Samuelson, o economista dos economistas

Apesar de impopular, pois a lógica está associada à filosofia de Aristóteles, minha tese fundamental é que a lógica e a matemática são a mesma coisa”, escrevia Bertrand Russell em “Princípios de matemática” (1903). Filósofo e matemático dos mais notáveis no século XX, Prêmio Nobel em 1950, Russell considerava John Maynard Keynes “a mente mais clara e afiada que já conhecera”.

O brilhante Keynes, por sua vez, considerava David Ricardo o mais aguçado intelecto entre todos os que se interessaram por assuntos econômicos. Seu “Princípios de economia política e tributação” (1817) é celebrado pela teoria da vantagem comparativa para explicar o comércio internacional e pela teoria do valor trabalho que tanto inspirou Karl Marx.

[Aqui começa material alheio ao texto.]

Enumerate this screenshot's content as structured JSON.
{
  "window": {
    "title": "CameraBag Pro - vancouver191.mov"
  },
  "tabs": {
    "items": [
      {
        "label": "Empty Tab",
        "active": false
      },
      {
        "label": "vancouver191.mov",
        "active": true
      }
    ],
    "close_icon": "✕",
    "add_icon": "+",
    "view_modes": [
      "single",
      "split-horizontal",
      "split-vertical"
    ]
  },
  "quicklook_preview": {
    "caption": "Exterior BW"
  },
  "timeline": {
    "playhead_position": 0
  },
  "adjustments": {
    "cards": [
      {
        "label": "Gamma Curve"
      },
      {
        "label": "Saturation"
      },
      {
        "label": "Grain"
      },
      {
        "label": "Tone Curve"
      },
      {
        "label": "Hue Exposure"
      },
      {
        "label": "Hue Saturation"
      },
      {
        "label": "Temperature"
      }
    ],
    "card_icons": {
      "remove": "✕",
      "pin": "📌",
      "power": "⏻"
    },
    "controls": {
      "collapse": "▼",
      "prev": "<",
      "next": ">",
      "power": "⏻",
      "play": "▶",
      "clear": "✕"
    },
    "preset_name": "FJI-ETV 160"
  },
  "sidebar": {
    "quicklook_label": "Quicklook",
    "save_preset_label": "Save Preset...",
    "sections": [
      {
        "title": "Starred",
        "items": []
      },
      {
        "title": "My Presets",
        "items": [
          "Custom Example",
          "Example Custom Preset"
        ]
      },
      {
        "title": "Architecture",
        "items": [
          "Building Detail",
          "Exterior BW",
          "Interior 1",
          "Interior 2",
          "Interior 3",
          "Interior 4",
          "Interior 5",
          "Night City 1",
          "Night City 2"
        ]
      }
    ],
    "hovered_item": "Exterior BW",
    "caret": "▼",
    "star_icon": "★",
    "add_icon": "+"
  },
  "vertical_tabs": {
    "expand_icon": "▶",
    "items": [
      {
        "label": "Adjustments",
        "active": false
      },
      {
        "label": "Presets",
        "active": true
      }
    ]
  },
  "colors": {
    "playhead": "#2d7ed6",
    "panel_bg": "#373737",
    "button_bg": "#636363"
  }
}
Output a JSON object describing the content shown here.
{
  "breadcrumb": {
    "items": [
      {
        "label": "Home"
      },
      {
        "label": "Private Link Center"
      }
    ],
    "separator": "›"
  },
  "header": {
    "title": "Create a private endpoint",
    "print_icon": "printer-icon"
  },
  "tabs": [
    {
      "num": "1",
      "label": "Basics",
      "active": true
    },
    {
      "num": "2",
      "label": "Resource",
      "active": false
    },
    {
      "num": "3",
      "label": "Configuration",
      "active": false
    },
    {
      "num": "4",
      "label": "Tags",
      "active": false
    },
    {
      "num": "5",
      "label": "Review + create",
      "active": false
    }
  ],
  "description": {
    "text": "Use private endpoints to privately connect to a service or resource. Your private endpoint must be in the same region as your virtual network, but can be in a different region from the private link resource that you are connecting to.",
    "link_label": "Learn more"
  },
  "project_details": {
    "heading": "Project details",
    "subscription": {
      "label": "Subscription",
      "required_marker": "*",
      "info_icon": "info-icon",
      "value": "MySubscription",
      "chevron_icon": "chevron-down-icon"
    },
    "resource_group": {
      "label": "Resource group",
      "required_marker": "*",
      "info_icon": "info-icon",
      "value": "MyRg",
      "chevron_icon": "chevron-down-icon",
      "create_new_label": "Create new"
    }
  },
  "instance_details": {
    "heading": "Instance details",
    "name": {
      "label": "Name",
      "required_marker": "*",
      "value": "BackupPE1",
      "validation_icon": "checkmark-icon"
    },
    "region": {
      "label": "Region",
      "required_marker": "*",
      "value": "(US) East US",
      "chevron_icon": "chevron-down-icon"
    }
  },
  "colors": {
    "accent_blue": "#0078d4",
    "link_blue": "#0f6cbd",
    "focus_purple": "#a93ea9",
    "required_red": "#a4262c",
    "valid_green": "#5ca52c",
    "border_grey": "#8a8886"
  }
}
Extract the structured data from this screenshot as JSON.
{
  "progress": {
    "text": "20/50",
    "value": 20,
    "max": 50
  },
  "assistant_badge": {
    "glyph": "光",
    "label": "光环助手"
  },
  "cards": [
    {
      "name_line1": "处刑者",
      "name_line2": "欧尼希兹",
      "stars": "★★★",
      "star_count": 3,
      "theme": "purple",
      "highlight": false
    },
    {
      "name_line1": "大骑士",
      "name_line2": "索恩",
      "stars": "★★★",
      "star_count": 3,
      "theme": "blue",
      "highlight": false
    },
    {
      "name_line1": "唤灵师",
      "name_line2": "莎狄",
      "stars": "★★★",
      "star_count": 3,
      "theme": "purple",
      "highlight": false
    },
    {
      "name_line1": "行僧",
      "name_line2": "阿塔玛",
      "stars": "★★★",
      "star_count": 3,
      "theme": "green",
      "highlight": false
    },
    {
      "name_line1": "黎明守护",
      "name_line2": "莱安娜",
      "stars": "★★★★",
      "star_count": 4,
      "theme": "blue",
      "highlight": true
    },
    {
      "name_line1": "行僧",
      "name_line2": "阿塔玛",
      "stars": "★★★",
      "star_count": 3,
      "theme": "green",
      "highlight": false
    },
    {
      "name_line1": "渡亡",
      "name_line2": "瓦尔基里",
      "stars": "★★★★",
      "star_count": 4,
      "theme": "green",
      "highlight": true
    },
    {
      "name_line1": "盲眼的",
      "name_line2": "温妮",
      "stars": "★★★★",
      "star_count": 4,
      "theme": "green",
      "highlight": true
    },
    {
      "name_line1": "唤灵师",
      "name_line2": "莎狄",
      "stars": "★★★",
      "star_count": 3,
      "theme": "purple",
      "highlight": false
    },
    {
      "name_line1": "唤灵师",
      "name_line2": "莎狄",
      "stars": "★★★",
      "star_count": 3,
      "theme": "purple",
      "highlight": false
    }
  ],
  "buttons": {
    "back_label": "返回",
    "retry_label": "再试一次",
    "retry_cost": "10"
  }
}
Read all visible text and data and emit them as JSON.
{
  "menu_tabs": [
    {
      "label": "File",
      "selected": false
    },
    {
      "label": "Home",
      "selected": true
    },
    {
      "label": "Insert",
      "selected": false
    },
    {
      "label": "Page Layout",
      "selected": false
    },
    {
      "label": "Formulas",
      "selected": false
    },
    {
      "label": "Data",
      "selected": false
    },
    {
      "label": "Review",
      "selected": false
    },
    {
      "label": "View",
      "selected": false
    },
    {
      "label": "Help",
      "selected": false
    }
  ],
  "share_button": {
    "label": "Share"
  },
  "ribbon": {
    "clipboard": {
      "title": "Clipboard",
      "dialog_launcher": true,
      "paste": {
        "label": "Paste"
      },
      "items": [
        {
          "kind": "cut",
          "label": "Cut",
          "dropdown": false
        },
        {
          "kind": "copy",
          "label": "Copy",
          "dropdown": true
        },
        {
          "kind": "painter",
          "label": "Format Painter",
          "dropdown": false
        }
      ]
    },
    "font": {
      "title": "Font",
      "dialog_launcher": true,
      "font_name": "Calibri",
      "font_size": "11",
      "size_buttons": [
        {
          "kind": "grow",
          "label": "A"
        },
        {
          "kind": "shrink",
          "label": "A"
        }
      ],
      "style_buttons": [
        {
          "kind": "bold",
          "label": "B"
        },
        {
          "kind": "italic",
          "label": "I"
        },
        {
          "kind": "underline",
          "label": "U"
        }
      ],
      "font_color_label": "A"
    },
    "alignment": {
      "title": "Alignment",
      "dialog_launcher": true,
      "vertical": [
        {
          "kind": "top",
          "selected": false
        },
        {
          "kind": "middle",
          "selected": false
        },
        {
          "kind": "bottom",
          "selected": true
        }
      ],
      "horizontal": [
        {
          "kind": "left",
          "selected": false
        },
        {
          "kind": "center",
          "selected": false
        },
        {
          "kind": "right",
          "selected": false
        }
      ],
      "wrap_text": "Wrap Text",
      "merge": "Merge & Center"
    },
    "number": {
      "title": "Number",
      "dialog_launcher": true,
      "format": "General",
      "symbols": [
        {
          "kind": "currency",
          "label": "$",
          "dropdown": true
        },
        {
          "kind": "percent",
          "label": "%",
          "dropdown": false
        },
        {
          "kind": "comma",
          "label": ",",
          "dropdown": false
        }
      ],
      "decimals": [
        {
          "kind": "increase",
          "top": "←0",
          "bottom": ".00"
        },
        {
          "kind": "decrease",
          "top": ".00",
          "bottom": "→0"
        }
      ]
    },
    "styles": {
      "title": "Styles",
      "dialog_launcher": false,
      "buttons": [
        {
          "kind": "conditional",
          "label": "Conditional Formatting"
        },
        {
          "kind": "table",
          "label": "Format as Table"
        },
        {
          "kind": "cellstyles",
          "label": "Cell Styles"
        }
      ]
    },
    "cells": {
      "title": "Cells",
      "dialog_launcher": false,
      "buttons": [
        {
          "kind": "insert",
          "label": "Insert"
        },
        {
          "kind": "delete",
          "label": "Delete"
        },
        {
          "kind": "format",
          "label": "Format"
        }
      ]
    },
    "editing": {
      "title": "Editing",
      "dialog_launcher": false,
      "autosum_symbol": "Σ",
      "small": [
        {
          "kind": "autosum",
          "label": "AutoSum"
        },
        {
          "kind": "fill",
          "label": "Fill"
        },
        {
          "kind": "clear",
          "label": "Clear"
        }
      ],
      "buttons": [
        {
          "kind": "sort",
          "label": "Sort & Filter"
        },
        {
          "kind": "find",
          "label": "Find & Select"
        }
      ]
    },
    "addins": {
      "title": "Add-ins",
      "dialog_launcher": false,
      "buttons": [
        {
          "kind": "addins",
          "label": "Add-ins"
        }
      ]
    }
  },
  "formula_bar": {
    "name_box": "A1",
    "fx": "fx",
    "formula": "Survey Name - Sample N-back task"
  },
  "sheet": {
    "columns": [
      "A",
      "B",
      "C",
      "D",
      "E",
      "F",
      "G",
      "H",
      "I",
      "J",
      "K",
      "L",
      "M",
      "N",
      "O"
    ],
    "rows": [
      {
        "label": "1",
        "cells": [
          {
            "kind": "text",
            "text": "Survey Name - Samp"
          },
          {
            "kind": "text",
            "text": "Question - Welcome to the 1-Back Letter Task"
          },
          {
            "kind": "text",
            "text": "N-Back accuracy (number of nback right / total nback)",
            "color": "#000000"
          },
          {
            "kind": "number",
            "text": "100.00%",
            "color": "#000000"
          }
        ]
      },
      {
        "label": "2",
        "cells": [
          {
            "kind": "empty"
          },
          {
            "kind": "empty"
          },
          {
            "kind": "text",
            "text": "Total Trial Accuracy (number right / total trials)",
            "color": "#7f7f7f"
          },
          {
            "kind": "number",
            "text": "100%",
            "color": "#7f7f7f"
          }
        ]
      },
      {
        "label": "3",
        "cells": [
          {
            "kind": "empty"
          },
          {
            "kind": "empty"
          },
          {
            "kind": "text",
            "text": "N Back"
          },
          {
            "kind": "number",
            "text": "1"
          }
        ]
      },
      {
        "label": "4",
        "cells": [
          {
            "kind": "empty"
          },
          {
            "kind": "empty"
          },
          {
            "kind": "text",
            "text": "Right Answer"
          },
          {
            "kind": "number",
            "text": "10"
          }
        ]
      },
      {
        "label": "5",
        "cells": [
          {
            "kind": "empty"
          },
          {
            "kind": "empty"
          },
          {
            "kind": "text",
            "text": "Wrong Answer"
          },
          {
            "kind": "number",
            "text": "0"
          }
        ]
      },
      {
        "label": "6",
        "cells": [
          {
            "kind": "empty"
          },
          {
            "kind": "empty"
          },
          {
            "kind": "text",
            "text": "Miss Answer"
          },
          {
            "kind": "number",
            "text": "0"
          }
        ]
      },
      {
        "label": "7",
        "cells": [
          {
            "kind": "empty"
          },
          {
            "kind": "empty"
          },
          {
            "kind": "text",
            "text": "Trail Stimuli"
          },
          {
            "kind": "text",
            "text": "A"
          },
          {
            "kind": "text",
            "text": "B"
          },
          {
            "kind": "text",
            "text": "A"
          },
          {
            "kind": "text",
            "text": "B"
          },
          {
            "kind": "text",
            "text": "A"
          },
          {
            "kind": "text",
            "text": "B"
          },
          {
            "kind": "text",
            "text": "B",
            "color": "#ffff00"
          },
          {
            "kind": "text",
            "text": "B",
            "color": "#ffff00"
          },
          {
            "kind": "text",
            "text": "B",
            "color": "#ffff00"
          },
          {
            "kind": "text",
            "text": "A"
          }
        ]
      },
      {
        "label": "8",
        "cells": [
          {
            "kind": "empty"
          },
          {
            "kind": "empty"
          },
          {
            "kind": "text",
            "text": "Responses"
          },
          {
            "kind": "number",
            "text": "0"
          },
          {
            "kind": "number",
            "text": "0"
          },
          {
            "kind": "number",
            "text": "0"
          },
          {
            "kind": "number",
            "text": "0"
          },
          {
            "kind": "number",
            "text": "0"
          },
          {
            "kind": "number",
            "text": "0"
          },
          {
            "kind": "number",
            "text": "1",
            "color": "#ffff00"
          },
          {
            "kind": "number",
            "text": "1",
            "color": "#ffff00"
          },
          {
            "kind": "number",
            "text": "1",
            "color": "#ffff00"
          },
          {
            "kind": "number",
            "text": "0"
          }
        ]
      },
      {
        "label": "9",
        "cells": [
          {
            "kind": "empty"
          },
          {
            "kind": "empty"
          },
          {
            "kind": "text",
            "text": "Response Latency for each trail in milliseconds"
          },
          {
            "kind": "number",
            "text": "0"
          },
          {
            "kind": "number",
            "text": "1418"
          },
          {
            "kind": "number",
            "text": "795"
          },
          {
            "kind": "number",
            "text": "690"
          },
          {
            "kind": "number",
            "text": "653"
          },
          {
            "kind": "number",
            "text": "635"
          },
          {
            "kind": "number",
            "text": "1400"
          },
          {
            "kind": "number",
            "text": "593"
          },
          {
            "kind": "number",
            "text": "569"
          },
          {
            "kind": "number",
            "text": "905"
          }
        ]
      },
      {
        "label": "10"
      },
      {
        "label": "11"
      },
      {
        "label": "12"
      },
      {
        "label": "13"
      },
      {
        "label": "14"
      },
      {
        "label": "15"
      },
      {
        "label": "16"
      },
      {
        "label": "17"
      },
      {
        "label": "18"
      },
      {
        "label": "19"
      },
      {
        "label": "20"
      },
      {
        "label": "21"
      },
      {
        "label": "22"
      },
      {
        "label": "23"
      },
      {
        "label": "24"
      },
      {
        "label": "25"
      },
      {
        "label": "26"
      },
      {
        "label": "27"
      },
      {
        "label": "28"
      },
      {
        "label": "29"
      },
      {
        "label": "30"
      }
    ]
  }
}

Pois bem, fustiga o enciclopédico Paul Samuelson (1915-2009), Prêmio Nobel de Economia em 1970: “Minha avaliação da inteligência e criatividade de Ricardo não é tão entusiástica quanto a de Keynes. E, do ponto de vista teórico, Marx é um pós-ricardiano menor.”

O formidável Schumpeter considerava Walras o maior economista de todos os tempos. O extraordinário Samuelson aprova, recorrendo a uma observação de Lagrange: “Existe apenas um sistema do mundo físico, e foi Newton quem o descobriu. Da mesma forma, existe apenas uma grande formulação de equilíbrio geral no sistema econômico, e foi Walras quem a elaborou.”

Assim era Paul Samuelson, o economista dos economistas. “Nesta época de especialização, eu talvez seja o último dos generalistas”, ponderava o economista que me influenciou extraordinariamente. Para Samuelson, a matemática era apenas uma linguagem, mas era a linguagem da ciência. Uma ferramenta indispensável da metodologia científica, que deveria ser também aplicada às ciências sociais.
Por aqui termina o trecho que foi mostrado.